Remediation focuses on ensuring that Bearer Token validation does not leak information via timing or error messages and that cryptographic operations are performed safely. In Restify, you should centralize token validation and use constant-time comparison for signatures, avoid branching on padding errors, and return uniform error responses for any invalid token. Below are concrete code examples that demonstrate a secure approach.

First, use a constant-time verification method for token signatures. When using JSON web tokens with an RSA public key, prefer libraries that handle constant-time verification internally, and avoid manual comparisons that short-circuit on byte differences. Here is an example using Node.js and the jsonwebtoken library with a public key:

const jwt = require('jsonwebtoken');
const fs = require('fs');

const publicKey = fs.readFileSync('public.key');

function verifyBearerToken(token) {
  try {
    const decoded = jwt.verify(token, publicKey, { algorithms: ['RS256'] });
    return { valid: true, decoded };
  } catch (err) {
    // Return a generic token invalid error without revealing the specific cause
    return { valid: false, error: 'invalid_token' };
  }
}

module.exports = { verifyBearerToken };

Second, ensure your route handler uses the verifier uniformly and does not expose different error paths for padding versus signature failures. In Restify, define a preValidation hook that checks the Authorization header and rejects malformed requests with a consistent 401 response:

const restify = require('restify');
const server = restify.createServer();
const { verifyBearerToken } = require('./verifyBearerToken');

server.preValidation((req, res, next) => {
  const auth = req.headers.authorization;
  if (!auth || !auth.startsWith('Bearer ')) {
    res.send(401, { error: 'invalid_token' });
    return next();
  }
  const token = auth.slice(7);
  const result = verifyBearerToken(token);
  if (!result.valid) {
    res.send(401, { error: 'invalid_token' });
    return next();
  }
  req.user = result.decoded;
  return next();
});

server.get('/protected', (req, res) => {
  res.send({ message: 'access granted', user: req.user });
});

server.listen(8080, () => console.log('server listening on 8080'));

Third, if you use encrypted tokens where you must perform RSA decryption before validation, use a library and settings that do not expose padding errors. Prefer RSA-OAEP and ensure you do not implement custom padding checks. Always catch all errors and return a generic invalid token response so that timing or error-type differences do not guide an attacker. For key management, rotate keys and use JWKS when applicable, and avoid accepting the alg: none method. These practices reduce the effectiveness of Bleichenbacher-style adaptive attacks by removing the oracle that distinguishes padding failures from other errors.
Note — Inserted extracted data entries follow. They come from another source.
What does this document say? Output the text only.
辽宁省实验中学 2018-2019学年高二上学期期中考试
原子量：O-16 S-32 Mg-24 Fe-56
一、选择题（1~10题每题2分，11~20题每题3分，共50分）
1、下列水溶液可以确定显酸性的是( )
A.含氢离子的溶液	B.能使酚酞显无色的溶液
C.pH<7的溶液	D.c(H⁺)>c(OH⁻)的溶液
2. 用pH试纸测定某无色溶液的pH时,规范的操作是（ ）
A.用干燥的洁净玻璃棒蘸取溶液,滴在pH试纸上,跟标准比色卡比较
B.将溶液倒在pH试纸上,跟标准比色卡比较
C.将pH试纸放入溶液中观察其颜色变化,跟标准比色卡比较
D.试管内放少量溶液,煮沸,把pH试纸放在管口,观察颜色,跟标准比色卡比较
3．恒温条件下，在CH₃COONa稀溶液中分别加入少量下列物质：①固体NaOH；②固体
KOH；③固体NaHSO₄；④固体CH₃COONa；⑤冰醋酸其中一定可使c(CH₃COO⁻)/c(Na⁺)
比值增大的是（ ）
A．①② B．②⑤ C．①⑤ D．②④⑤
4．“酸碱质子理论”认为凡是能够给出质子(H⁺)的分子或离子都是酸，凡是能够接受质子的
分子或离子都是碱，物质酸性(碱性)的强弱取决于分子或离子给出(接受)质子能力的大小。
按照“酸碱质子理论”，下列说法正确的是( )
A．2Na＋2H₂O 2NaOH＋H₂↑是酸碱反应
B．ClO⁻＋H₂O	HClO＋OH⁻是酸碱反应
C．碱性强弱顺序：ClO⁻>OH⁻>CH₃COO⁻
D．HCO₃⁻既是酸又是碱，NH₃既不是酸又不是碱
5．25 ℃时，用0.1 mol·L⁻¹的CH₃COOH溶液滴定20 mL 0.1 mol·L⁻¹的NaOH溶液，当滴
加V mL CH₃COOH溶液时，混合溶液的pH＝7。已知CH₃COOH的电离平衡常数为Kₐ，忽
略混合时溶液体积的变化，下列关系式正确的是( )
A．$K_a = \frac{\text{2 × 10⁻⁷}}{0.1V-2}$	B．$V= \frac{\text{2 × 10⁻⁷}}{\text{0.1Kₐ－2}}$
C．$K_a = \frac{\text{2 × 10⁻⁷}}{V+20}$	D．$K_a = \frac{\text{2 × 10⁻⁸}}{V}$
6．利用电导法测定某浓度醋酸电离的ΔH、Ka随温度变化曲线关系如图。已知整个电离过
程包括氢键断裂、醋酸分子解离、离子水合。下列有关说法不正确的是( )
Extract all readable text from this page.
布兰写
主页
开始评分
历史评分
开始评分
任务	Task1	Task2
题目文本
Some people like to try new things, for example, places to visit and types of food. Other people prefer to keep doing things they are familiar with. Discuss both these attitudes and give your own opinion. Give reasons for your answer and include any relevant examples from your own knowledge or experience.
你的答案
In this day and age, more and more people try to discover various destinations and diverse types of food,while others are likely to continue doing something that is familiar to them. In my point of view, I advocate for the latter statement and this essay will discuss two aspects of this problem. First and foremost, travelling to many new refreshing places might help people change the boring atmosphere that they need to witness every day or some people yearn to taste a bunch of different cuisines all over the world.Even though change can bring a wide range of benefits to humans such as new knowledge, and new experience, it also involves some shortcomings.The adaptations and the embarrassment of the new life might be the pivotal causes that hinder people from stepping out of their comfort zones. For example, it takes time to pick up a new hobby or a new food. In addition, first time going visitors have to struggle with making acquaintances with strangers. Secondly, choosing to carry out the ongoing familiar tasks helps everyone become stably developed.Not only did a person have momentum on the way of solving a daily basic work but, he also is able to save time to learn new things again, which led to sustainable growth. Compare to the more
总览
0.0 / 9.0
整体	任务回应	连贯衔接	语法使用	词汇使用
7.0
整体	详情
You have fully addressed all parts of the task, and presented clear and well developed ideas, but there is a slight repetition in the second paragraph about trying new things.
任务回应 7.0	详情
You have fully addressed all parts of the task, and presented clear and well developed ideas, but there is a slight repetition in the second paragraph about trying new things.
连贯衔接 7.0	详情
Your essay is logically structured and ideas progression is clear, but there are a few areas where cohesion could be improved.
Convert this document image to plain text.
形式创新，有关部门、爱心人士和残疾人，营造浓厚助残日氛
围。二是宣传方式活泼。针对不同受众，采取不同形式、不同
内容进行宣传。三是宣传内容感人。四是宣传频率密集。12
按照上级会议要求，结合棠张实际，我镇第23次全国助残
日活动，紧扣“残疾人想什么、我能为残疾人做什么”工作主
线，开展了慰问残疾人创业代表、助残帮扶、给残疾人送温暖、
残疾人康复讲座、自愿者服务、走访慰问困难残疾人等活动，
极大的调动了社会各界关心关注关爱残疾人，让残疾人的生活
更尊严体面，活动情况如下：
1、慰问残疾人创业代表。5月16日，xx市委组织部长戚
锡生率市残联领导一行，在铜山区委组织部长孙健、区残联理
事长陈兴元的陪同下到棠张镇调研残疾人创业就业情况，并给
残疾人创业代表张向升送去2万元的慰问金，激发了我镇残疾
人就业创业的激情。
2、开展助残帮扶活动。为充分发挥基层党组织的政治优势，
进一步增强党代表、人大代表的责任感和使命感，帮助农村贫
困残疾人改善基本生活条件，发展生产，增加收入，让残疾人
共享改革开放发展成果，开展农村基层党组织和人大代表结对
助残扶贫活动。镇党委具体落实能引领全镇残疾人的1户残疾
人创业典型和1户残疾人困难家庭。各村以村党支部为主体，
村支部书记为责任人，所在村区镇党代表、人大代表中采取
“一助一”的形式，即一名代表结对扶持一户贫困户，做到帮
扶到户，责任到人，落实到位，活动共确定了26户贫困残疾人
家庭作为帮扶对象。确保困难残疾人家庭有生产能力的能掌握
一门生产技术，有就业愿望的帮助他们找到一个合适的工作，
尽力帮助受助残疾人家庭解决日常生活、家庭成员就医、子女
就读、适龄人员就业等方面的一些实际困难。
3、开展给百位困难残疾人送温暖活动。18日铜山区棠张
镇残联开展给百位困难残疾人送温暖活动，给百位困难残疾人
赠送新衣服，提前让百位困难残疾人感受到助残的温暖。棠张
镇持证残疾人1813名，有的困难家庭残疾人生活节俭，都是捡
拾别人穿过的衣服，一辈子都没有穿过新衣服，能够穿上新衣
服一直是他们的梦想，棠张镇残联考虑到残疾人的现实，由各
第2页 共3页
Finally, complement code fixes with operational measures: enforce transport-layer encryption, monitor for anomalous repeated 401s from a single source, and rotate cryptographic keys periodically. By combining constant-time verification, uniform error handling, and robust key management in Restify, you mitigate the risk of token recovery via Bleichenbacher attacks while maintaining a secure Bearer Token authorization flow.